ジャムカはそのデューの行動をほとんど無視し、隣にいる美しき公女に再び返答を求めた。

「私は、ユングヴィのエーディンです。」

 

「まさか、あなたが・・・。」

ジャムカは弓を下ろす事なく、デューとエーディンに近寄る。月夜の闇で二人の確認ができていないのであろう、警戒しながら視認を急いだ。

その一瞬を見逃さないデューはジャムカに不意の一撃を決めるべく、ジャムカに挑むのであった。




人物紹介

レックス

ドズル家のランゴバルト卿の次男坊として育つ。
彼は父上や兄であるダナンとは違い、次男としての奔放さからか権力や政権には囚われず自身の正義を拠り所にしている節がある。
曲がった事を特に嫌う事が特徴であるが、父の対面もありシグルドとは必要以上に親交を深める事はなかった。

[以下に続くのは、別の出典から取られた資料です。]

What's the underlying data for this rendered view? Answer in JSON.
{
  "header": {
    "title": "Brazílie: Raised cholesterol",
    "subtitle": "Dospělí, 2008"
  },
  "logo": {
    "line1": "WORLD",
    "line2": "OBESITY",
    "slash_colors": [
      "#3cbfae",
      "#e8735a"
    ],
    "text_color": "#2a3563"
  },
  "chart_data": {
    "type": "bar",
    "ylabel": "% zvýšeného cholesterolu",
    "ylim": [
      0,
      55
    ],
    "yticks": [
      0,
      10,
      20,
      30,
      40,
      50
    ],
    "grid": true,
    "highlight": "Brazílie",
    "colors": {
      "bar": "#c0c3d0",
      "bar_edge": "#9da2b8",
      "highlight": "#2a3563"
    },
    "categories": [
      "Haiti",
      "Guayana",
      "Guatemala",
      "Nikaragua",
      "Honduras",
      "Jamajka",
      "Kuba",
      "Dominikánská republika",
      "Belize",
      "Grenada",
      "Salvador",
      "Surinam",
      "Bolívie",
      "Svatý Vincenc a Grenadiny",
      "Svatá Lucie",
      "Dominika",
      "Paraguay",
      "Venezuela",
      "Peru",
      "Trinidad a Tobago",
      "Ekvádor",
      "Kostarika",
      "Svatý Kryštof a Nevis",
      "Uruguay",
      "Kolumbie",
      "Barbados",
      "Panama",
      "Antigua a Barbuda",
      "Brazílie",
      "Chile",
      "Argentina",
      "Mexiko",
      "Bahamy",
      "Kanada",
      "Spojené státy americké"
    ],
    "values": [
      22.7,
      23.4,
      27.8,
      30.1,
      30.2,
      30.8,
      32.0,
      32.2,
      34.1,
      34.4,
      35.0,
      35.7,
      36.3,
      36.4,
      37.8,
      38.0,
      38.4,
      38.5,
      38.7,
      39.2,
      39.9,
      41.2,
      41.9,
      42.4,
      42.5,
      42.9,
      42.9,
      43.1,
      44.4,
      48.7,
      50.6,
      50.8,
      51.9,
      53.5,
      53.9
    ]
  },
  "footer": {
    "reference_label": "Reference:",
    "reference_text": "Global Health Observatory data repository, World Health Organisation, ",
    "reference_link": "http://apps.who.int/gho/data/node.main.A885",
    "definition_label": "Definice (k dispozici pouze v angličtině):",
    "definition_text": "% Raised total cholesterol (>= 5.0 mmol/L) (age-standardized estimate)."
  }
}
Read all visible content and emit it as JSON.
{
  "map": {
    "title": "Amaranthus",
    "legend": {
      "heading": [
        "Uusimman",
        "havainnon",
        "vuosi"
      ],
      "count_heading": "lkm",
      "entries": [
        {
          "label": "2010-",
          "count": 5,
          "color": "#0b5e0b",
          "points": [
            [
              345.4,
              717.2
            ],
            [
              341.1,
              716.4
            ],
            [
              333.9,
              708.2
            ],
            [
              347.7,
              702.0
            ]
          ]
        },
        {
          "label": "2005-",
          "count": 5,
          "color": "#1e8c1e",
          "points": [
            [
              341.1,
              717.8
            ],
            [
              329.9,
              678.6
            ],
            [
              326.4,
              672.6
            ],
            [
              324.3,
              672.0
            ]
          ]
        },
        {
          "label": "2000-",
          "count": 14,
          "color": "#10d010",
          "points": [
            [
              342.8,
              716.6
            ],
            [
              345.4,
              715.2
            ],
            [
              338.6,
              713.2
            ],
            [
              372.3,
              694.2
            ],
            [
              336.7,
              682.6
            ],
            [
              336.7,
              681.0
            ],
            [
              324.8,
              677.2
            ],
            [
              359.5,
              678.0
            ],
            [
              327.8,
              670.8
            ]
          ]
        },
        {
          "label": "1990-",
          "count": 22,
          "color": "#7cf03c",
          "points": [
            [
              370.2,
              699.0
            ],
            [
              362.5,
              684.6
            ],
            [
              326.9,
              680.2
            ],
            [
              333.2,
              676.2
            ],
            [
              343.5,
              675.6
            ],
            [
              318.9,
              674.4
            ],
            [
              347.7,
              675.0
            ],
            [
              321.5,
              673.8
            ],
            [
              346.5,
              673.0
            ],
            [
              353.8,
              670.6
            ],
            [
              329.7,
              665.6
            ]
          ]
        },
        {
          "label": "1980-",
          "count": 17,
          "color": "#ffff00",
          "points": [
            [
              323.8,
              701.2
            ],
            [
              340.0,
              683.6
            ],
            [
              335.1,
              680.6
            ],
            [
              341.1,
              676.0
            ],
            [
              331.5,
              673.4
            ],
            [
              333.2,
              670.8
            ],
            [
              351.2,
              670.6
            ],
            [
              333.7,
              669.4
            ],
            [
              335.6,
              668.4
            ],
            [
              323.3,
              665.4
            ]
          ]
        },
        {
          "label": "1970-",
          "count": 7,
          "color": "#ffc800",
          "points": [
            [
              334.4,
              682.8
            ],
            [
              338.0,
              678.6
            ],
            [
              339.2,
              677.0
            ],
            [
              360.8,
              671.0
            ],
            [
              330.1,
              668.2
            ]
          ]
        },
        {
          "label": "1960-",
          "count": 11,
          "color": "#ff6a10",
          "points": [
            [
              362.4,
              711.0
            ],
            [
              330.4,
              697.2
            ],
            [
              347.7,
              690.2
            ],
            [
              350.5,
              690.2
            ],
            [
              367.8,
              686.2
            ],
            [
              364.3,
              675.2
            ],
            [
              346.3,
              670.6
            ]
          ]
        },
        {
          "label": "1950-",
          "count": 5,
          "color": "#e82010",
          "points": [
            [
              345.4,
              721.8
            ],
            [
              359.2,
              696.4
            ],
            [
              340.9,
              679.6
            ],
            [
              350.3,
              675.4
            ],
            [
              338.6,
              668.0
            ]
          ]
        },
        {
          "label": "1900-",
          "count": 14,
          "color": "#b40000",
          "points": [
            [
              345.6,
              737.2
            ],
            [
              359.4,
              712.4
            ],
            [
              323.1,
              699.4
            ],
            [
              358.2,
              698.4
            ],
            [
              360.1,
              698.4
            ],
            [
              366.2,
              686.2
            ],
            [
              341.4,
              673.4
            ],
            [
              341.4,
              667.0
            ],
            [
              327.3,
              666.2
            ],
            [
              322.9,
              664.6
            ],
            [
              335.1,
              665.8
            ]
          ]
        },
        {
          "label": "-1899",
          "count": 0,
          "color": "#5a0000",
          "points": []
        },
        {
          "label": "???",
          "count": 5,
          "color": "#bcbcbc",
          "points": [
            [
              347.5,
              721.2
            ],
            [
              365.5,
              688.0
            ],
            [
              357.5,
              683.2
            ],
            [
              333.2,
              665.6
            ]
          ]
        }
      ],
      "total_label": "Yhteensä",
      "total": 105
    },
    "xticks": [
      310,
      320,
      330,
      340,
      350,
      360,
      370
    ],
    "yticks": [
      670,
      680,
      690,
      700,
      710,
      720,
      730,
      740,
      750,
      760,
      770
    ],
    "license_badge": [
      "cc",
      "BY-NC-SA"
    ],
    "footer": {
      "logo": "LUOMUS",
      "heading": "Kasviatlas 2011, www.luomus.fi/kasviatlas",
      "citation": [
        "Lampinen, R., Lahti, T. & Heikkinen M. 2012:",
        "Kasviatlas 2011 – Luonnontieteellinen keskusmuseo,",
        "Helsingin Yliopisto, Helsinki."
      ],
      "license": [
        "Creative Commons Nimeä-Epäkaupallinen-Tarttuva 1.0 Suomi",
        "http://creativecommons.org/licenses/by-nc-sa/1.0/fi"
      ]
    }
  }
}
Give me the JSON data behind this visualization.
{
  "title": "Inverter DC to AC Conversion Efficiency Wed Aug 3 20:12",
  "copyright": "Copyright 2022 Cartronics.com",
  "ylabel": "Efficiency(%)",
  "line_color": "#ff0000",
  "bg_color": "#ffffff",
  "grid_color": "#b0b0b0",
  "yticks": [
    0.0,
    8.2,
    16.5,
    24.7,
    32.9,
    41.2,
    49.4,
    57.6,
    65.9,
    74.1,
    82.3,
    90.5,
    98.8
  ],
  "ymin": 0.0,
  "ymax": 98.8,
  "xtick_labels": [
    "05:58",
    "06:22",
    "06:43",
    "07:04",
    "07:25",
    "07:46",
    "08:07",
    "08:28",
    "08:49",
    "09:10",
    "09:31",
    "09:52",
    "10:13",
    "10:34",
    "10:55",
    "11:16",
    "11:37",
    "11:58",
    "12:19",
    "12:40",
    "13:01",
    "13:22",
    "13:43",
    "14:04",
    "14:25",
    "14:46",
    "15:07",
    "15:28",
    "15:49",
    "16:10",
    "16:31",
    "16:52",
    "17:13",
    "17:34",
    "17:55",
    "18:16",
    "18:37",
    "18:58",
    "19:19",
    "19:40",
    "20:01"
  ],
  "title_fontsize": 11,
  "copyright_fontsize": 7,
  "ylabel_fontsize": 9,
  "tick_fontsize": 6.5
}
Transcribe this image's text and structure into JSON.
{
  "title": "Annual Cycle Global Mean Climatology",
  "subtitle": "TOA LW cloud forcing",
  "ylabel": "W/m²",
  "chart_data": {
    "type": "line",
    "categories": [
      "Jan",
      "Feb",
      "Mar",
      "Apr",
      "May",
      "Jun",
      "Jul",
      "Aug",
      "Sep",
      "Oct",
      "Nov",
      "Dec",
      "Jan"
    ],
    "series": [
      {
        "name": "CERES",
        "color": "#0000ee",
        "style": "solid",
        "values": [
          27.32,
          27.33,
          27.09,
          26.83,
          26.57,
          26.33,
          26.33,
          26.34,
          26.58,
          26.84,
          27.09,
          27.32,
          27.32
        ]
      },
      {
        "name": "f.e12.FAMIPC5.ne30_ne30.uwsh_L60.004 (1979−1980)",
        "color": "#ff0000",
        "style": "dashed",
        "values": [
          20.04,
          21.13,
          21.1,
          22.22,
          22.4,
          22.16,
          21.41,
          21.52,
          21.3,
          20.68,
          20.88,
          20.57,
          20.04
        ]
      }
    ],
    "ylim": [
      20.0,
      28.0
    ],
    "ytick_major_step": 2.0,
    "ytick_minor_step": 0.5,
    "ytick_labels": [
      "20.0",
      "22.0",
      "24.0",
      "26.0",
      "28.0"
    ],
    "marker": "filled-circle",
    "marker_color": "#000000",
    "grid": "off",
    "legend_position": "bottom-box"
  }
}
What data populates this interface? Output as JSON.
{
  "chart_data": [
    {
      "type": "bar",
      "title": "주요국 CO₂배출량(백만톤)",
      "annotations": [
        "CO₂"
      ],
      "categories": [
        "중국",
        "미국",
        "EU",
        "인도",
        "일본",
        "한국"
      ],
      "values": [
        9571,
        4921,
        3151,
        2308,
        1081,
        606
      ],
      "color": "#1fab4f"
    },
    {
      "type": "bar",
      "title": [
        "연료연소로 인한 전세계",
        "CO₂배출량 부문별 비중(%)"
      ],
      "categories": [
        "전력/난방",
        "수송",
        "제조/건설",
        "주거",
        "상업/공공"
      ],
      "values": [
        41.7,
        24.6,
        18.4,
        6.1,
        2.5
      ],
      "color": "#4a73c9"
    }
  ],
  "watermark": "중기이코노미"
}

唯一アゼルとは年が近くヴェルトマーと親交があった為、仲が良い。
騎士として貴族としての素養は高く、攻撃力とタフさから常に自ら前線に立って敵軍を屠る姿は味方の士気を高める起爆剤となる。



クブリ

シレジアの魔道士
かつてはトーヴェのマイオス公に仕える司祭として活躍していたのだが、シレジアの内戦によりマイオス公は敗北し武力放棄を命じられた。
クブリは息子であるカルトにその身を委ね、彼の魔道士部隊の責任者として行動を共にする。
ゲーム上のグラフィックではフードを被ったおっさんでだったが、この小説内では若干の年齢で相当な魔力を持った少年である。フードの中を見た者は少ないがかなりの美形である。
風の魔法と聖杖を使いこなすシレジア一の魔道士。